M. Marcoux: J'aurais peut-être un petit point que
j'aimerais ajouter. La question n'est pas venue et c'est quelque chose qui me
chicote. On dit toujours qu'on donne... C'est quelque chose de plus global,
ça n'a rien à faire avec... C'est une idée personnelle. On
dit beaucoup que, si on construit immédiatement la phase II, on vend de
l'énergie aux États-Unis, c'est comme si on donnait quelque
chose. Ça me chicote, parce que j'ai l'impression que c'est l'inverse,
que si on ne fait des travaux aujourd'hui, on perd quelque chose. Je prends
l'exemple des gens dans l'Ouest qui ont créé l'Héritage
Fund, il y a quelques années. En maintenant l'harmonie, quand
même, entre l'environnement et l'économique, si on veut... De
toute façon, à un moment donné, il va falloir
développer. On n'aura pas le choix, au cours des années, à
moins que tout le monde au Québec ne dise: On ferme les lumières,
on enlève nos frigidaires, on enlève les systèmes d'air
climatisé, on enlève tout. À un moment donné, il va
falloir faire le développement. On devrait peut-être penser
à dire: Tant qu'à le faire, l'eau coule. Ce n'est pas de
l'énergie que... On ne vole rien, on ne prend pas du nucléaire.

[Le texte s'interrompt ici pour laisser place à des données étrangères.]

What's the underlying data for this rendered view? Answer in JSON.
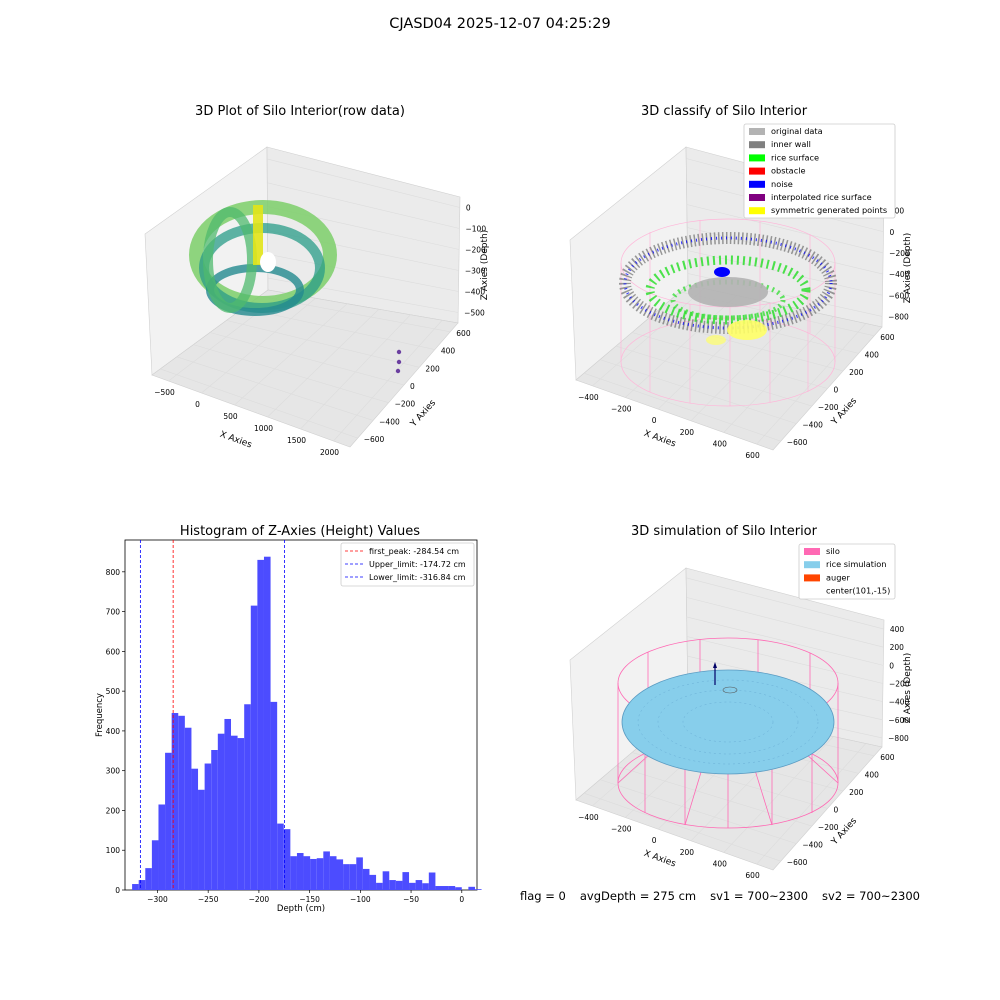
{
  "suptitle": "CJASD04 2025-12-07 04:25:29",
  "footer": {
    "flag": "flag = 0",
    "avg": "avgDepth = 275 cm",
    "sv1": "sv1 = 700~2300",
    "sv2": "sv2 = 700~2300"
  },
  "panel_raw": {
    "title": "3D Plot of Silo Interior(row data)",
    "xlabel": "X Axies",
    "ylabel": "Y Axies",
    "zlabel": "Z Axies (Depth)",
    "x_ticks": [
      "-500",
      "0",
      "500",
      "1000",
      "1500",
      "2000"
    ],
    "y_ticks": [
      "-600",
      "-400",
      "-200",
      "0",
      "200",
      "400",
      "600"
    ],
    "z_ticks": [
      "0",
      "-100",
      "-200",
      "-300",
      "-400",
      "-500"
    ]
  },
  "panel_class": {
    "title": "3D classify of Silo Interior",
    "xlabel": "X Axies",
    "ylabel": "Y Axies",
    "zlabel": "Z Axies (Depth)",
    "x_ticks": [
      "-400",
      "-200",
      "0",
      "200",
      "400",
      "600"
    ],
    "y_ticks": [
      "-600",
      "-400",
      "-200",
      "0",
      "200",
      "400",
      "600"
    ],
    "z_ticks": [
      "200",
      "0",
      "-200",
      "-400",
      "-600",
      "-800"
    ],
    "legend": [
      {
        "label": "original data",
        "color": "#b3b3b3"
      },
      {
        "label": "inner wall",
        "color": "#808080"
      },
      {
        "label": "rice surface",
        "color": "#00ff00"
      },
      {
        "label": "obstacle",
        "color": "#ff0000"
      },
      {
        "label": "noise",
        "color": "#0000ff"
      },
      {
        "label": "interpolated rice surface",
        "color": "#800080"
      },
      {
        "label": "symmetric generated points",
        "color": "#ffff00"
      }
    ]
  },
  "panel_sim": {
    "title": "3D simulation of Silo Interior",
    "xlabel": "X Axies",
    "ylabel": "Y Axies",
    "zlabel": "Z Axies (Depth)",
    "x_ticks": [
      "-400",
      "-200",
      "0",
      "200",
      "400",
      "600"
    ],
    "y_ticks": [
      "-600",
      "-400",
      "-200",
      "0",
      "200",
      "400",
      "600"
    ],
    "z_ticks": [
      "400",
      "200",
      "0",
      "-200",
      "-400",
      "-600",
      "-800"
    ],
    "legend": [
      {
        "label": "silo",
        "color": "#ff69b4"
      },
      {
        "label": "rice simulation",
        "color": "#87ceeb"
      },
      {
        "label": "auger",
        "color": "#ff4500"
      },
      {
        "label": "center(101,-15)",
        "color": ""
      }
    ]
  },
  "chart_data": {
    "type": "bar",
    "title": "Histogram of Z-Axies (Height) Values",
    "xlabel": "Depth (cm)",
    "ylabel": "Frequency",
    "xlim": [
      -332,
      15
    ],
    "ylim": [
      0,
      880
    ],
    "x_ticks": [
      -300,
      -250,
      -200,
      -150,
      -100,
      -50,
      0
    ],
    "y_ticks": [
      0,
      100,
      200,
      300,
      400,
      500,
      600,
      700,
      800
    ],
    "bar_color": "#4c4cff",
    "bin_start": -325,
    "bin_width": 6.5,
    "values": [
      15,
      25,
      55,
      125,
      215,
      345,
      445,
      438,
      408,
      305,
      252,
      318,
      352,
      393,
      430,
      388,
      382,
      467,
      715,
      830,
      838,
      473,
      167,
      153,
      85,
      93,
      85,
      78,
      80,
      97,
      85,
      77,
      65,
      65,
      82,
      53,
      38,
      18,
      47,
      25,
      23,
      45,
      18,
      25,
      17,
      44,
      10,
      10,
      10,
      7,
      0,
      8,
      2
    ],
    "vlines": [
      {
        "label": "first_peak: -284.54 cm",
        "x": -284.54,
        "color": "#ff0000"
      },
      {
        "label": "Upper_limit: -174.72 cm",
        "x": -174.72,
        "color": "#0000ff"
      },
      {
        "label": "Lower_limit: -316.84 cm",
        "x": -316.84,
        "color": "#0000ff"
      }
    ]
  }
}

L'eau coule, de toute façon. Donc, plus vite on développe, plus
vite on va avoir des retombées de cet argent-là. Si le
gouvernement prenait la différence de coûts entre les ventes
d'énergie, entre l'exportation et le local et se créait un fonds
de recherche et de développement pour deux fins, créer des
nouveaux équipements environnementaux et aussi, peut-être,
créer l'après-nucléaire. Parce que, au Québec, je
ne crois pas qu'on connaisse le nucléaire. On ne le connaîtra
jamais. Sauf que, dans 50 ans d'ici, nos enfants vont connaître
l'après-nucléaire. Et si on développait ce qui va venir
après le nucléaire, ici au Québec, peut-être qu'on
pourrait être les leaders mondiaux, à la place d'être
toujours à la remorque des autres. Prendre la différence de
coûts entre la vente d'énergie et s'en servir pour
développer quelque chose pour les générations futures.

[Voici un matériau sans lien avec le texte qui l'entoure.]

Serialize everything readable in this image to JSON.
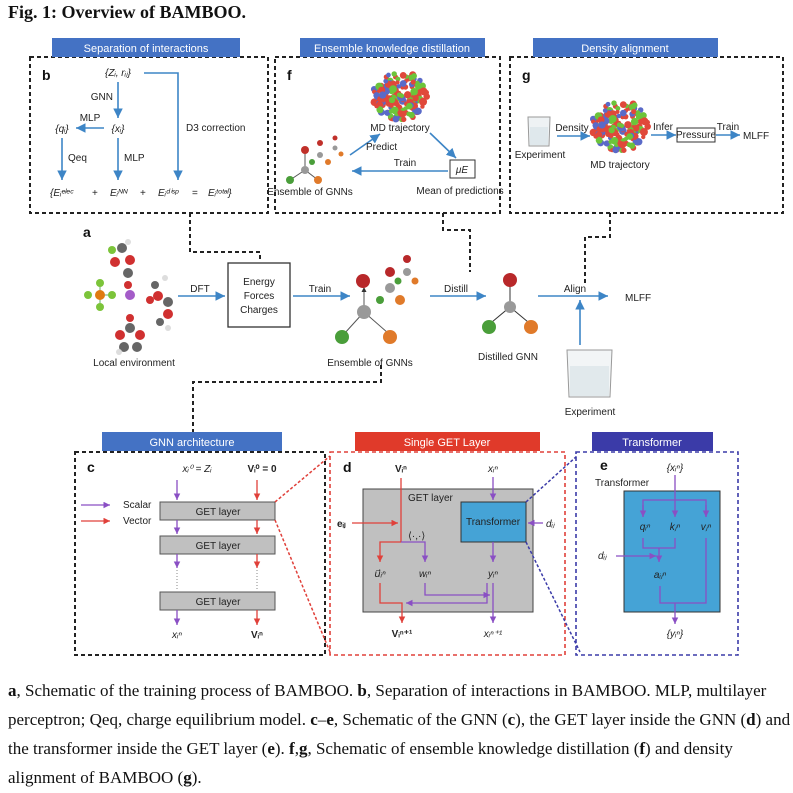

C'est tout. C'est une idée que je lance.
Le Président (M. Bélanger): Je vous remercie. Mme
la ministre.
Mme Bacon: J'allais vous dire... En vous écoutant, en
écoutant les réponses et les questions qu'on vous posait, j'avais
l'impression que votre conception des affaires, c'est une conception
très moderne, au fond, qui correspond à tout le marché
mondial. On voit par l'expérience que vous avez, l'expertise... Et votre
dernière recommandation, suggestion, je pense, en fait foi. Vous
êtes déjà rendus à l'après-nucléaire,
et
c'est la première fois qu'on entend parler de ça ici.

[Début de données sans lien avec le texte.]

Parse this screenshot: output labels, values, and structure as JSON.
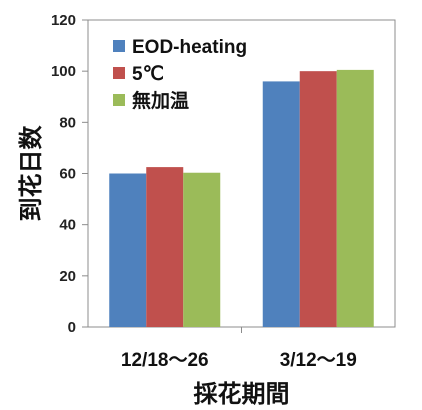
{
  "chart_data": {
    "type": "bar",
    "categories": [
      "12/18～26",
      "3/12～19"
    ],
    "series": [
      {
        "name": "EOD-heating",
        "values": [
          60,
          96
        ],
        "color": "#4f81bd"
      },
      {
        "name": "5℃",
        "values": [
          62.5,
          100
        ],
        "color": "#c0504d"
      },
      {
        "name": "無加温",
        "values": [
          60.3,
          100.5
        ],
        "color": "#9bbb59"
      }
    ],
    "xlabel": "採花期間",
    "ylabel": "到花日数",
    "ylim": [
      0,
      120
    ],
    "yticks": [
      "0",
      "20",
      "40",
      "60",
      "80",
      "100",
      "120"
    ],
    "legend_position": "top-left",
    "grid": false
  }
}
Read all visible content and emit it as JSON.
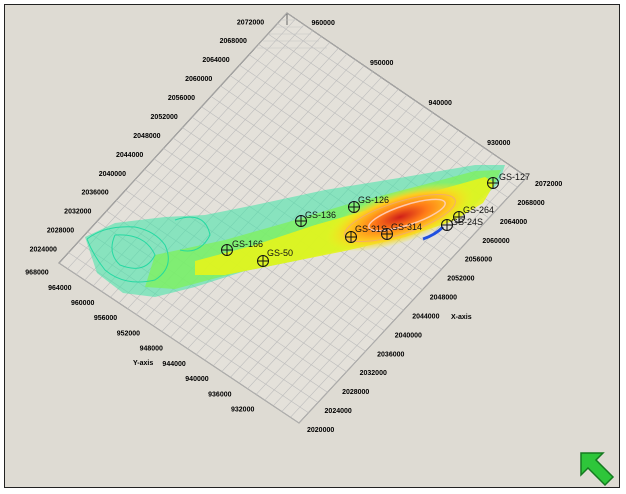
{
  "x_axis": {
    "title": "X-axis",
    "ticks": [
      "2020000",
      "2024000",
      "2028000",
      "2032000",
      "2036000",
      "2040000",
      "2044000",
      "2048000",
      "2052000",
      "2056000",
      "2060000",
      "2064000",
      "2068000",
      "2072000"
    ]
  },
  "y_axis": {
    "title": "Y-axis",
    "ticks": [
      "968000",
      "964000",
      "960000",
      "956000",
      "952000",
      "948000",
      "944000",
      "940000",
      "936000",
      "932000"
    ]
  },
  "back_x_ticks": [
    "2024000",
    "2028000",
    "2032000",
    "2036000",
    "2040000",
    "2044000",
    "2048000",
    "2052000",
    "2056000",
    "2060000",
    "2064000",
    "2068000",
    "2072000"
  ],
  "back_y_ticks": [
    "960000",
    "950000",
    "940000",
    "930000"
  ],
  "wells": [
    {
      "name": "GS-127"
    },
    {
      "name": "GS-264"
    },
    {
      "name": "GS-24S"
    },
    {
      "name": "GS-126"
    },
    {
      "name": "GS-136"
    },
    {
      "name": "GS-31S"
    },
    {
      "name": "GS-314"
    },
    {
      "name": "GS-166"
    },
    {
      "name": "GS-50"
    }
  ],
  "colors": {
    "background": "#dedbd3",
    "grid": "#b8b8b8",
    "plume_outer": "#35e0a0",
    "plume_mid": "#d8f020",
    "plume_core": "#ff9020",
    "plume_hot": "#e02020"
  },
  "nav_icon": "green-arrow-icon"
}
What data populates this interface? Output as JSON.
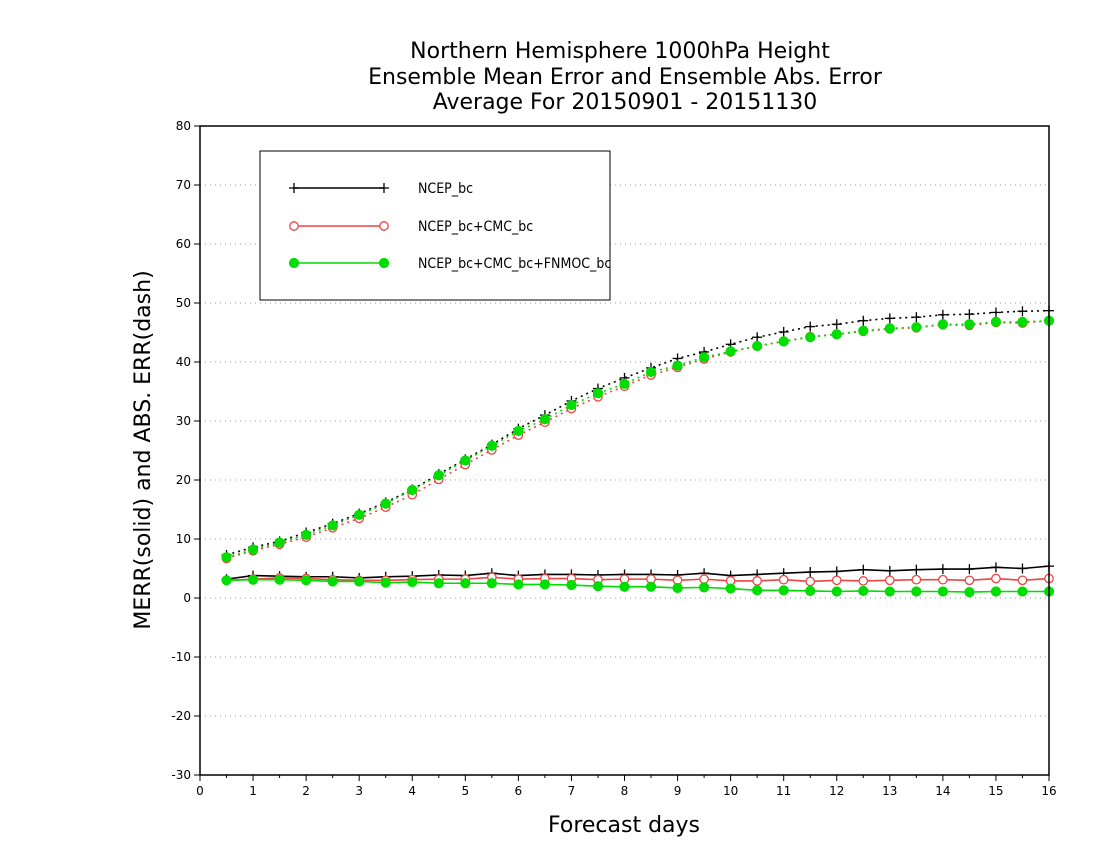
{
  "chart_data": {
    "type": "line",
    "title_lines": [
      "Northern Hemisphere 1000hPa Height",
      "Ensemble Mean Error and Ensemble Abs. Error",
      "Average For 20150901 - 20151130"
    ],
    "xlabel": "Forecast days",
    "ylabel": "MERR(solid) and ABS. ERR(dash)",
    "xlim": [
      0,
      16
    ],
    "ylim": [
      -30,
      80
    ],
    "xticks": [
      0,
      1,
      2,
      3,
      4,
      5,
      6,
      7,
      8,
      9,
      10,
      11,
      12,
      13,
      14,
      15,
      16
    ],
    "yticks": [
      -30,
      -20,
      -10,
      0,
      10,
      20,
      30,
      40,
      50,
      60,
      70,
      80
    ],
    "grid": "horizontal-dotted",
    "legend_placement": "top-left",
    "x": [
      0.5,
      1,
      1.5,
      2,
      2.5,
      3,
      3.5,
      4,
      4.5,
      5,
      5.5,
      6,
      6.5,
      7,
      7.5,
      8,
      8.5,
      9,
      9.5,
      10,
      10.5,
      11,
      11.5,
      12,
      12.5,
      13,
      13.5,
      14,
      14.5,
      15,
      15.5,
      16
    ],
    "series": [
      {
        "name": "NCEP_bc",
        "color": "#000000",
        "marker": "plus",
        "merr": [
          3.2,
          3.8,
          3.7,
          3.6,
          3.6,
          3.4,
          3.6,
          3.7,
          3.9,
          3.8,
          4.2,
          3.8,
          4.0,
          4.0,
          3.9,
          4.0,
          4.0,
          3.9,
          4.2,
          3.8,
          4.0,
          4.2,
          4.4,
          4.5,
          4.8,
          4.6,
          4.8,
          4.9,
          4.9,
          5.2,
          5.0,
          5.4
        ],
        "abs_err": [
          7.3,
          8.6,
          9.6,
          11.1,
          12.6,
          14.3,
          16.2,
          18.4,
          21.0,
          23.5,
          26.0,
          28.7,
          31.0,
          33.4,
          35.5,
          37.3,
          39.0,
          40.6,
          41.7,
          43.0,
          44.2,
          45.1,
          46.0,
          46.4,
          47.0,
          47.4,
          47.6,
          48.0,
          48.1,
          48.4,
          48.6,
          48.7
        ]
      },
      {
        "name": "NCEP_bc+CMC_bc",
        "color": "#ee4444",
        "marker": "open-circle",
        "merr": [
          3.0,
          3.2,
          3.4,
          3.3,
          3.1,
          3.0,
          3.0,
          3.1,
          3.2,
          3.2,
          3.5,
          3.2,
          3.3,
          3.3,
          3.1,
          3.2,
          3.2,
          3.0,
          3.2,
          2.9,
          2.9,
          3.1,
          2.8,
          3.0,
          2.9,
          3.0,
          3.1,
          3.1,
          3.0,
          3.3,
          3.0,
          3.3
        ],
        "abs_err": [
          6.7,
          8.0,
          9.1,
          10.3,
          11.9,
          13.5,
          15.4,
          17.5,
          20.1,
          22.6,
          25.1,
          27.6,
          29.8,
          32.1,
          34.1,
          35.9,
          37.8,
          39.1,
          40.5,
          41.7,
          42.7,
          43.5,
          44.3,
          44.7,
          45.2,
          45.6,
          45.8,
          46.3,
          46.2,
          46.7,
          46.6,
          47.0
        ]
      },
      {
        "name": "NCEP_bc+CMC_bc+FNMOC_bc",
        "color": "#00dd00",
        "marker": "filled-circle",
        "merr": [
          3.0,
          3.1,
          3.1,
          3.0,
          2.8,
          2.8,
          2.6,
          2.7,
          2.5,
          2.5,
          2.5,
          2.3,
          2.3,
          2.2,
          2.0,
          1.9,
          1.9,
          1.7,
          1.8,
          1.6,
          1.3,
          1.3,
          1.2,
          1.1,
          1.2,
          1.1,
          1.1,
          1.1,
          1.0,
          1.1,
          1.1,
          1.1
        ],
        "abs_err": [
          6.9,
          8.2,
          9.4,
          10.7,
          12.3,
          14.1,
          16.0,
          18.3,
          20.8,
          23.3,
          25.8,
          28.3,
          30.3,
          32.7,
          34.7,
          36.3,
          38.3,
          39.4,
          40.8,
          41.8,
          42.7,
          43.5,
          44.2,
          44.7,
          45.3,
          45.7,
          45.9,
          46.4,
          46.4,
          46.8,
          46.8,
          47.0
        ]
      }
    ]
  }
}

Alors, c'est dire que cette commission, je pense, nous apporte quand même
des idées nouvelles et nous aide à faire ce cheminement qui
était nécessaire, je pense, à ce moment-ci de notre
histoire. Et nous sommes obligés, je pense bien, de faire en sorte que
toutes ces étapes que nous allons traverser au cours de cette commission
parlementaire, où il est difficile de faire des nuances - je pense qu'on
est tous d'accord avec ça. Mais quand même, c'est vraiment une
conception moderne des affaires que vous avez et qui est un ajout important aux
discussions qu'on a déjà eues ici à cette commission. Et
je pense que votre dernière suggestion, on va aussi la transmettre
à Hydro-Québec. Merci.
Le Président (M. Bélanger): La commission de
l'économie et du travail remercie les représentants de ABB, Asea
Brown Bovery, de leur importante participation à ses travaux et, compte
tenu de l'heure, nous ajournons nos travaux à demain, 10 heures, dans la
même salle. Je vous remercie. Bonne nuit.